After lunch, we stopped in the Internet café, as I hadn’t been online in a few days and had a few things to attend to. The kids played online games while I sent emails and tried to sort out my overflowing inbox.

Our next stop was Carahuasi. To get there from Abancay, we had to go up and over a mountain. The road up the mountain is lined with lovely eucalyptus trees. The drive up was a bit daunting, and made even more so by an abundance of rocks in the road. At first we thought the rocks had fallen from the mountains. Soon afterwards, we realized that the rocks had likely been put there by strikers, as there has been a teacher's strike going on in Abancay. When we finally got to the top of the mountain, we were treated with a beautiful view of the famous snow-capped mountain - Salcantay. This was a mandatory photo stop.

Nevado Salcantay - accompanying us for much of the road trip

Here at the top of the mountain, the vegetation is completely different – with short shrubs and grass and barely any trees.
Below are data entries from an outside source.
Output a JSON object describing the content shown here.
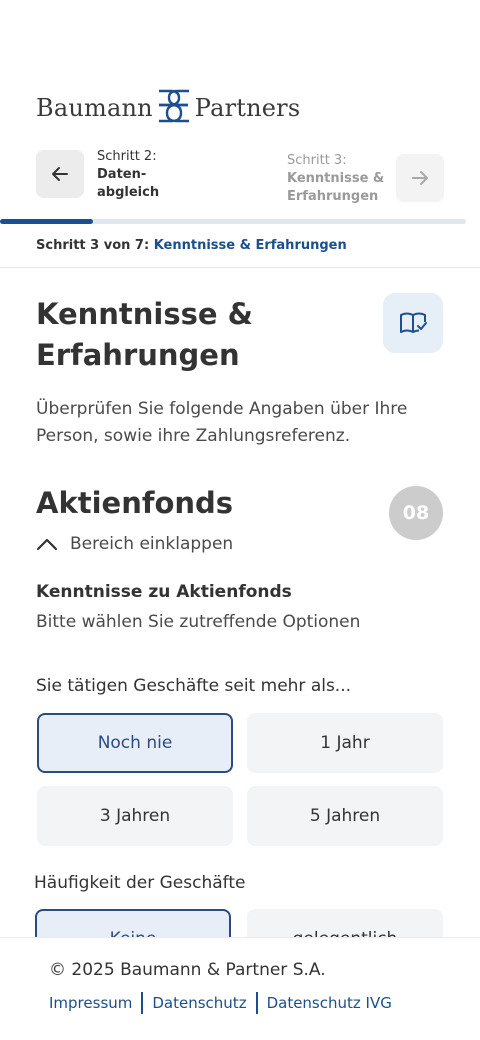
{
  "brand": {
    "name_left": "Baumann",
    "name_right": "Partners",
    "mark_icon": "bp-monogram-icon"
  },
  "stepnav": {
    "prev": {
      "label": "Schritt 2:",
      "name_line1": "Daten-",
      "name_line2": "abgleich",
      "icon": "arrow-left-icon"
    },
    "next": {
      "label": "Schritt 3:",
      "name_line1": "Kenntnisse &",
      "name_line2": "Erfahrungen",
      "icon": "arrow-right-icon"
    },
    "progress_fraction": 0.2
  },
  "stepline": {
    "prefix": "Schritt 3 von 7:",
    "current": "Kenntnisse & Erfahrungen"
  },
  "page": {
    "title": "Kenntnisse & Erfahrungen",
    "icon": "book-check-icon",
    "intro": "Überprüfen Sie folgende Angaben über Ihre Person, sowie ihre Zahlungsreferenz."
  },
  "section": {
    "title": "Aktienfonds",
    "badge": "08",
    "collapse_label": "Bereich einklappen",
    "subheading": "Kenntnisse zu Aktienfonds",
    "subtext": "Bitte wählen Sie zutreffende Optionen",
    "question1": {
      "label": "Sie tätigen Geschäfte seit mehr als...",
      "options": [
        "Noch nie",
        "1 Jahr",
        "3 Jahren",
        "5 Jahren"
      ],
      "selected": "Noch nie"
    },
    "question2": {
      "label": "Häufigkeit der Geschäfte",
      "options": [
        "Keine",
        "gelegentlich"
      ],
      "selected": "Keine"
    }
  },
  "footer": {
    "copyright": "© 2025 Baumann & Partner S.A.",
    "links": [
      "Impressum",
      "Datenschutz",
      "Datenschutz IVG"
    ]
  },
  "colors": {
    "accent": "#1b4f8c",
    "selected_border": "#2b4c7e",
    "selected_bg": "#e7eef8",
    "option_bg": "#f3f4f5",
    "badge": "#cccccc"
  }
}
I was able to give the kids a great geography lesson as we watched the vegetation change as we traveled up and down the Peruvian mountains.

The drive down was a bit easier, with much fewer rocks in the road. We made it to Carahuasi – where we planned to spend the night – around 5pm. We found a nice hotel right on the road called Capitan Rumi. The parking lot was full (apparently it only fits one car), but we decided to stay anyway, as our room was large, clean, and comfortable. I was impressed with the quality of the hotel – seeing as though it is on a highway.

Dinner in Carahuasi wasn’t much to write home about, although the kids did enjoy their anticuchos – marinated beef on sticks sold by a street vendor. Usually anticuchos are made of beef hearts, but theirs were made with meat. They’d eat the hearts anyway, but not me.

After dinner, we bought a bottle of anisado – anise liquor. You can find some of the best anise in the world in Carahuasi and the anisado there is very nice. Nando and I had a little shot of it and we all took hot showers and went to bed – tired from our adventures.